On the night of this particular accident it was drizzling rain; the weather condition was foggy and the smoke from adjacent coke ovens presented a situation sufficient to put claimant on notice of what might happen under the circumstances of prevailing conditions.

No good purpose would be subserved by reciting at length the testimony relied upon by claimant to establish his claim. It is sufficient to say that giving full consideration and weight to all of such testimony it fails signally to make out a case of negligence on the part of the road commission. It fully appears that the road commission was in the habit of giving proper attention to these slides when they would occur, which was frequently, and removing them from the highway. It is, in our judgment, reasonable to conclude that by reason of his lack of care and failure to employ reasonably precautionary measures he contributed to his unfortunate dilemma.

This court has frequently, in its determination of claims predicated upon the alleged negligence of the road commission, declared: “Under the act creating the court of claims negligence on the part of the state agency involved must be fully shown before an award will be made.”

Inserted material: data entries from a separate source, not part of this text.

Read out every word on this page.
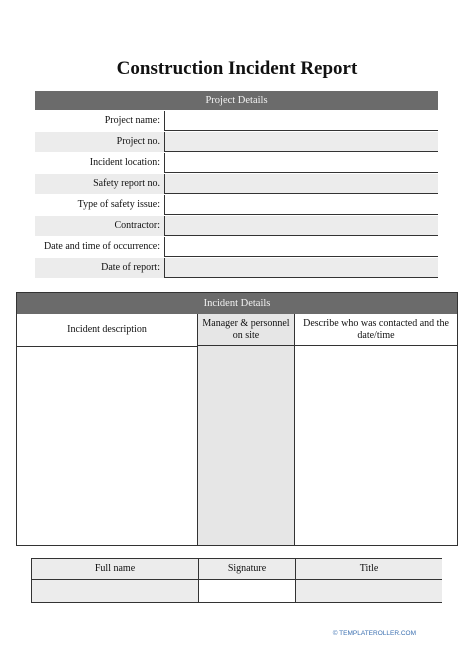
Construction Incident Report
Project Details
Project name:
Project no.
Incident location:
Safety report no.
Type of safety issue:
Contractor:
Date and time of occurrence:
Date of report:
Incident Details
Incident description
Manager & personnel on site
Describe who was contacted and the date/time
Full name	Signature	Title
© TEMPLATEROLLER.COM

“No duty, express or implied rests upon the state road commission of West Virginia to maintain the highways under its jurisdiction in more than reasonably safe condition for use in the usual manner and by the ordinary methods of travel; and the state does not guarantee freedom from accident of persons traveling on such highways.” Hutchison v. State Road, 3 Ct. Claims (W. Va.) 217.

The state has very generously provided an excellent system of highways in the state, which, as a general rule, are in reasonably safe condition for pedestrian and vehicular use. No award on the ground of the negligence of the road commission could be made or responsibility attributed to it for the sudden slide. A person who rides in an automobile on the very best highway of the state is liable to have an accident at any time.

We cannot agree, upon a full hearing of this case, that the road commission was in any way responsible for the accident. Absolutely no negligence on its part can be inferred from the evidence offered by claimant in support of his claim. In view of this conclusion by the court an award in the instant case is denied and the claim dismissed.